1. A method for growing gallium nitride single crystal with extremely low dislocation density by flux method is characterized by comprising:

arranging a graphical mask on the gallium nitride substrate;

growing and obtaining the low dislocation density gallium nitride single crystal by using the gallium nitride substrate as a seed crystal and utilizing a liquid phase epitaxy method, wherein the dislocation density in the low dislocation density gallium nitride single crystal is 10⁴~10⁶cm^-2；

Carrying out chemical polishing treatment on the low dislocation density gallium nitride single crystal, carrying out dislocation selective corrosion on the low dislocation density gallium nitride single crystal by adopting molten KOH or molten NaOH to enable a hole structure with the depth of 10-500 mu m to be formed in a threading dislocation area, enabling an area which is not corroded to be a threading dislocation area or a low threading dislocation area, and then carrying out landfill treatment on the corrosion area by adopting an evaporation or spin coating mode to obtain the gallium nitride single crystal containing a landfill object, wherein the landfill object is made of metal and/or metal compound, the metal is Ga or Al, and the metal compound is GaCl₃Or AlCl₃(ii) a And

taking gallium nitride single crystal containing landfill as seed crystal, and growing by using a liquid phase epitaxy method to obtain the gallium nitride single crystal with extremely low dislocation density, wherein the dislocation density in the gallium nitride single crystal with extremely low dislocation density is 10²~10⁴cm^-2。

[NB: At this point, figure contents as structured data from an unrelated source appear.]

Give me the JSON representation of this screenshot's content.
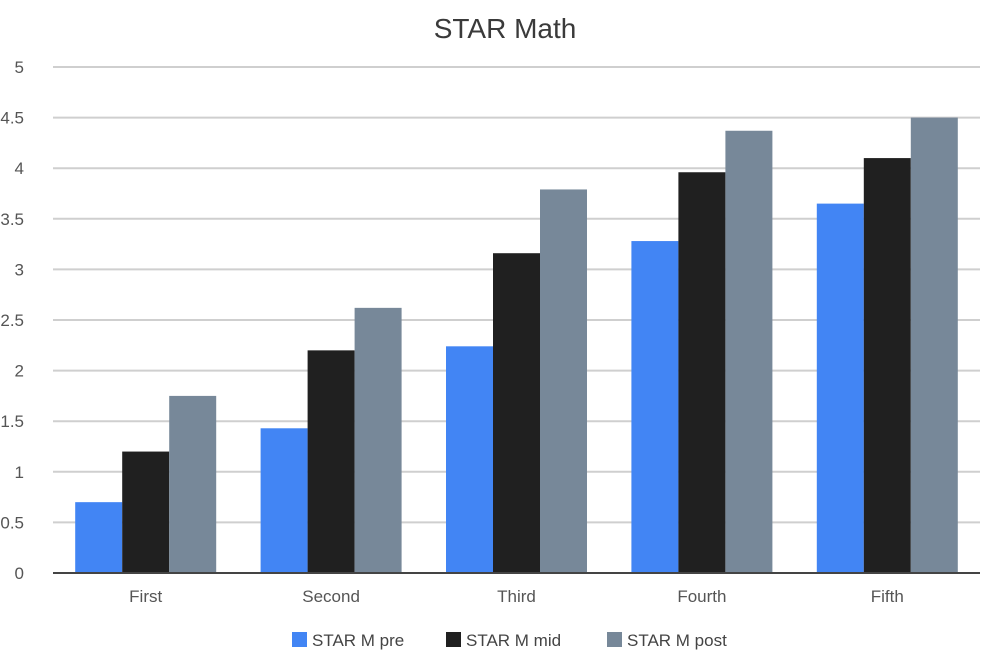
{
  "chart_data": {
    "type": "bar",
    "title": "STAR Math",
    "categories": [
      "First",
      "Second",
      "Third",
      "Fourth",
      "Fifth"
    ],
    "series": [
      {
        "name": "STAR M pre",
        "color": "#4285f4",
        "values": [
          0.7,
          1.43,
          2.24,
          3.28,
          3.65
        ]
      },
      {
        "name": "STAR M mid",
        "color": "#202020",
        "values": [
          1.2,
          2.2,
          3.16,
          3.96,
          4.1
        ]
      },
      {
        "name": "STAR M post",
        "color": "#778899",
        "values": [
          1.75,
          2.62,
          3.79,
          4.37,
          4.5
        ]
      }
    ],
    "ylim": [
      0,
      5
    ],
    "yticks": [
      "0",
      "0.5",
      "1",
      "1.5",
      "2",
      "2.5",
      "3",
      "3.5",
      "4",
      "4.5",
      "5"
    ],
    "grid": true,
    "legend_position": "bottom"
  }
}
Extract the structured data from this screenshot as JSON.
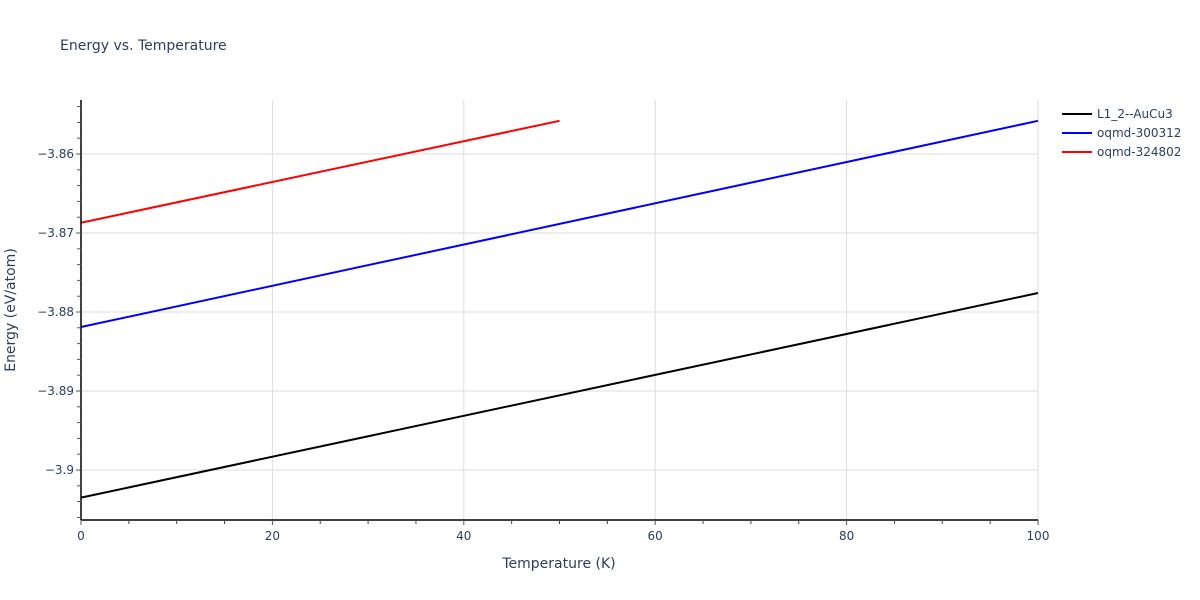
{
  "chart_data": {
    "type": "line",
    "title": "Energy vs. Temperature",
    "xlabel": "Temperature (K)",
    "ylabel": "Energy (eV/atom)",
    "xlim": [
      0,
      100
    ],
    "ylim": [
      -3.9065,
      -3.8432
    ],
    "x_ticks": [
      0,
      20,
      40,
      60,
      80,
      100
    ],
    "x_tick_labels": [
      "0",
      "20",
      "40",
      "60",
      "80",
      "100"
    ],
    "y_ticks": [
      -3.9,
      -3.89,
      -3.88,
      -3.87,
      -3.86
    ],
    "y_tick_labels": [
      "−3.9",
      "−3.89",
      "−3.88",
      "−3.87",
      "−3.86"
    ],
    "x_minor_step": 5,
    "y_minor_step": 0.002,
    "grid": true,
    "legend_position": "right-top",
    "series": [
      {
        "name": "L1_2--AuCu3",
        "color": "#000000",
        "x": [
          0,
          100
        ],
        "values": [
          -3.9035,
          -3.8776
        ]
      },
      {
        "name": "oqmd-300312",
        "color": "#0000ff",
        "x": [
          0,
          100
        ],
        "values": [
          -3.8819,
          -3.8558
        ]
      },
      {
        "name": "oqmd-324802",
        "color": "#ff0000",
        "x": [
          0,
          50
        ],
        "values": [
          -3.8687,
          -3.8558
        ]
      }
    ]
  }
}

2. The flux method according to claim 1A method for growing a gallium nitride single crystal with a very low dislocation density, characterized in that: the mask is made of Ti, Ni and TiO₂Or SiO₂。

3. The flux-assisted method of growing very low dislocation density gallium nitride single crystals according to claim 1, wherein: the thickness of the mask is 1-100 μm.

4. The flux-assisted method of growing very low dislocation density gallium nitride single crystals according to claim 1, wherein: the gallium nitride substrate comprises a heteroepitaxial or homoepitaxial gallium nitride substrate.